After a while, it’s easier to give up. It gets tiring to insist upon the amorphous and to define the unquantifiable. With no bleeding wound or broken bone to point to, unanswered symptoms get brushed aside as distractions, livable, or all in your head. And maybe they’re right. Maybe a stronger person would soldier on, drop the quest, and stop complaining. Maybe it is some aftershock of stress or anxiety, an offshoot of a brain that runs on overdrive. Maybe my search for an answer is futile, sifting through the haystack for the missing needle that even stumbled upon, wouldn’t erase the symptoms.
But I can’t give it up. Even amidst the doubts and prevailing expert opinions, I have to believe my reality, validate my experience, raise my hand and assert my truth in the face of mute explanations.
Still, it’s easier to back down, wave the white flag and grit my teeth. It would be easier to stop fighting, waiting in doctors’ offices, and just exhale into the status quo. Except easier isn’t always better. Easier means resignation to a smaller life, limited by distance and sickness. Easier is subpar, allowing nagging illness to dictate my days.
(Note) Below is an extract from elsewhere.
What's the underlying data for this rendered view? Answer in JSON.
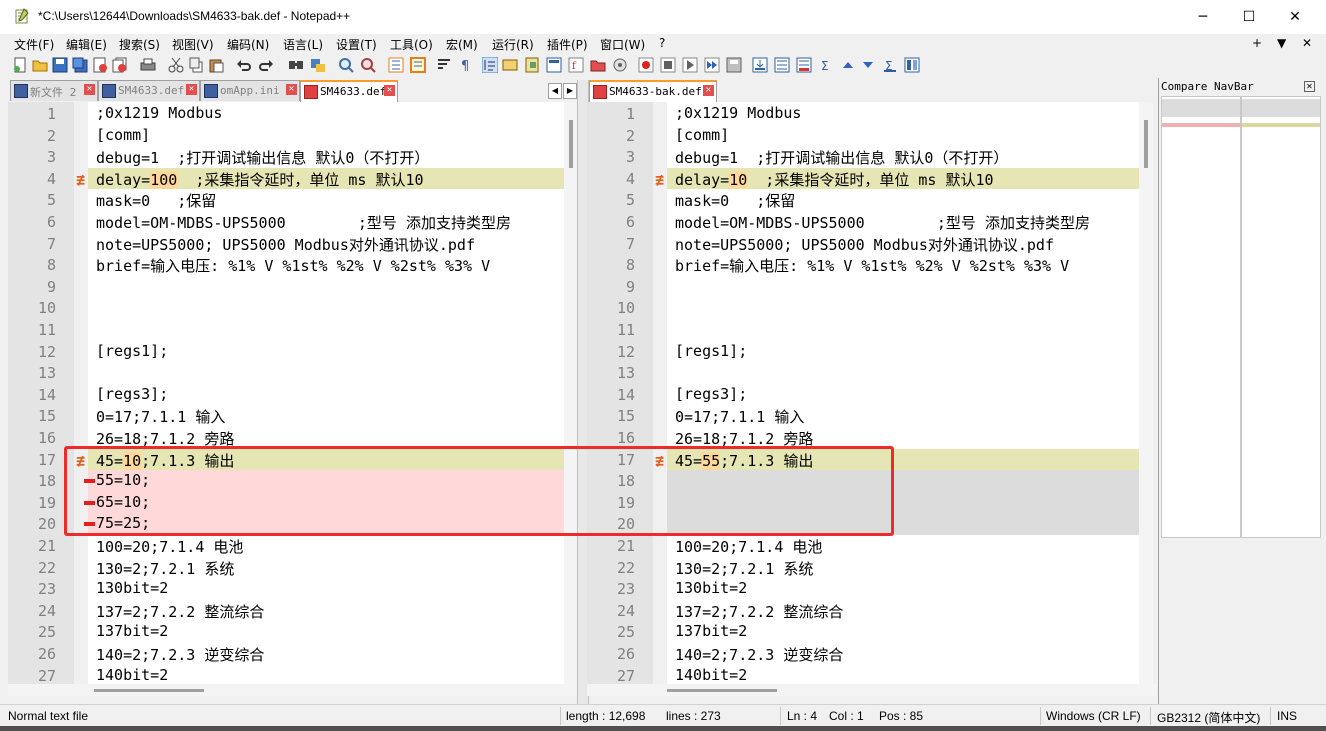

I’ve done that already. I know what that life looks like and I’m ready for something better. I want to bathe in freedom, empowered to dance through my days without sickness as my leading partner. I want to climb despite the occasional fall, risk and leap, weeping worth the laughter. I want to soak up the sunshine of ordinary and join the march of normalcy. I’m tired of watching from the sidelines, tired of filling prescriptions, paper gowns and side effects. But I’m not willing to give up. Because I’m even more tired of a lifetime scattered with aches and sorrow, and am determined to avoid a forever of not feeling well.
So I keep standing up, singing my truth, and insisting on an invisible reality. I keep searching, asking for help, and seeking the last puzzle piece, hoping for an answer that carries a reward of health.
It would be easier to give up. But easier isn’t always best.